First of, for some reason, I dressed up. I wore a dress! I never wear dresses. It was for practice I suppose, because I was going to a dinner a couple nights afterward, and I wanted to wear a little black dress that night, so I wore a little blue dress just like it to the museum. I didn’t think I was going to run into anyone, but I ran into Mat and Leigh. That was fine because they are my friends. Even if I looked ridiculous, I would have felt half way comfortable with them, so that was good.
But when I turned the corner to see the first paintings of Richard Diebenkorn’s, oh my God! There were three beautiful abstracts hanging straight away. The one in the middle was the largest of the three, with little poles and wires on the ground so you wouldn’t come within three feet of it. The others had tape on the floor I think, for the same idea. These paintings were perfectly painted. You would not be able to know that from just a picture. You’d have to SEE this in real life.

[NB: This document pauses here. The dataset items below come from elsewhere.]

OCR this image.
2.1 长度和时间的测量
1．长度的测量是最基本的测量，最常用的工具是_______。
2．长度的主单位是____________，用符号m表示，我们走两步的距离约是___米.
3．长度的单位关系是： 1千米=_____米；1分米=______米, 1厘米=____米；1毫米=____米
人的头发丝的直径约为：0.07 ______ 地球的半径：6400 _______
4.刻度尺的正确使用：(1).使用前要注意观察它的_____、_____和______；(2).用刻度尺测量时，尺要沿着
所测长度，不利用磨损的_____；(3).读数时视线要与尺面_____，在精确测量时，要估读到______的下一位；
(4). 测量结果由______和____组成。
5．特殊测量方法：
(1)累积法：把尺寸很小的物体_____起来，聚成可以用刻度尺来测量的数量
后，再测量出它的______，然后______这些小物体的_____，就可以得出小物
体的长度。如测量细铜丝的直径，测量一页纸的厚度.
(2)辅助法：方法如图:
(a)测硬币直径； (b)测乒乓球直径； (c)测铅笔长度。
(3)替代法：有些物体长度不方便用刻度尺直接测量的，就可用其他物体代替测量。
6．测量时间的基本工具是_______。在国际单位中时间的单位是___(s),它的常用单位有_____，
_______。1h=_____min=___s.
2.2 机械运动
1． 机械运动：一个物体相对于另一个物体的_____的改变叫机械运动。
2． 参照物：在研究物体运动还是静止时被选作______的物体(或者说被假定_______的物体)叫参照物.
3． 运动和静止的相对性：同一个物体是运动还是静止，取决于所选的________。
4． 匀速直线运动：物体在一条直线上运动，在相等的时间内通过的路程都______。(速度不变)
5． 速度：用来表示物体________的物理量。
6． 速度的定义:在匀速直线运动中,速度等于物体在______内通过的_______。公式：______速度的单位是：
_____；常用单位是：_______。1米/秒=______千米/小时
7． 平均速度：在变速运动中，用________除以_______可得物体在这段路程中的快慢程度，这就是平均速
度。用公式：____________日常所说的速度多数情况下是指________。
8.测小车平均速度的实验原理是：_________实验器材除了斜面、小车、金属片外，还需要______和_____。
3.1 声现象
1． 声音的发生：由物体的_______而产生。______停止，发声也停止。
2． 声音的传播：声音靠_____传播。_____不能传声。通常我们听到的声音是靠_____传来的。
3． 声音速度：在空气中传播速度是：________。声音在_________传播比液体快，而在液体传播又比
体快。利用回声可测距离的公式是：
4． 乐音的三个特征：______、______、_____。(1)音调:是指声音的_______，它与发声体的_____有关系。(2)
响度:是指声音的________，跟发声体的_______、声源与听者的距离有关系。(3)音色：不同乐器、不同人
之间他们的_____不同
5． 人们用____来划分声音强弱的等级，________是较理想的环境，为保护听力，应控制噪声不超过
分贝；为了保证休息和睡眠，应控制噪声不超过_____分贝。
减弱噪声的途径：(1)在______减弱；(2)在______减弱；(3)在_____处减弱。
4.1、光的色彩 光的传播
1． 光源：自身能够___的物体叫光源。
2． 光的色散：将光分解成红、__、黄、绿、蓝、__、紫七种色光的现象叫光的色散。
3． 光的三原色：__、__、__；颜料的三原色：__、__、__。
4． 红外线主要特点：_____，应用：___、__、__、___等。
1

Then, I just kept walking through. I saw more abstracts and it just got better. I thought I’d be done at that point, as far as being impressed. I’m not one for figurative, much less still lifes. But Jesus! It kept getting even better! This guy painted EVERYTHING perfectly! I couldn’t believe how in LOVE I was with his brushstrokes, and how much permission he gave me, FOR ME to paint anything I wanted too! What an inspiration! If you missed that show, you’re just nuts!
Okay, so anyway, The Fair. The Fair was great. I was in this fair last year, as some of you might remember, with not so great results, and I’m not talking about sales here. Fuck sales. That’s not what this is about.
I was afraid to go to Palm Spring this time around, honestly. I didn’t want there to be a repeat of last year. I didn’t want a bunch of disappointments, nor did I want to have any expectations – which I didn’t. I don’t think I really had any major ones last year either to be honest. I only wanted my work in the show. That was all I really “expected,” as that’s what I was told. But bygones, and all that. So, this time, I didn’t even expect that – seriously!
When I got to the Shulamit booth, I was very pleasantly surprised. Shula, Anne, and Lauren were there, (wo)manning the booth, which was curated, might I say, superior to every other booth I walked passed on my way to theirs. It was sparse, and very well thought out, capturing subtle coloring from Jona’s photographs, to the veins of Soraya’s sculptures, my And and Not painting, and David’s interactive light piece. It was beautiful!
I think I have to come back later to do C, D and E. I am just so busy with other crap at the moment. Hey, I tried!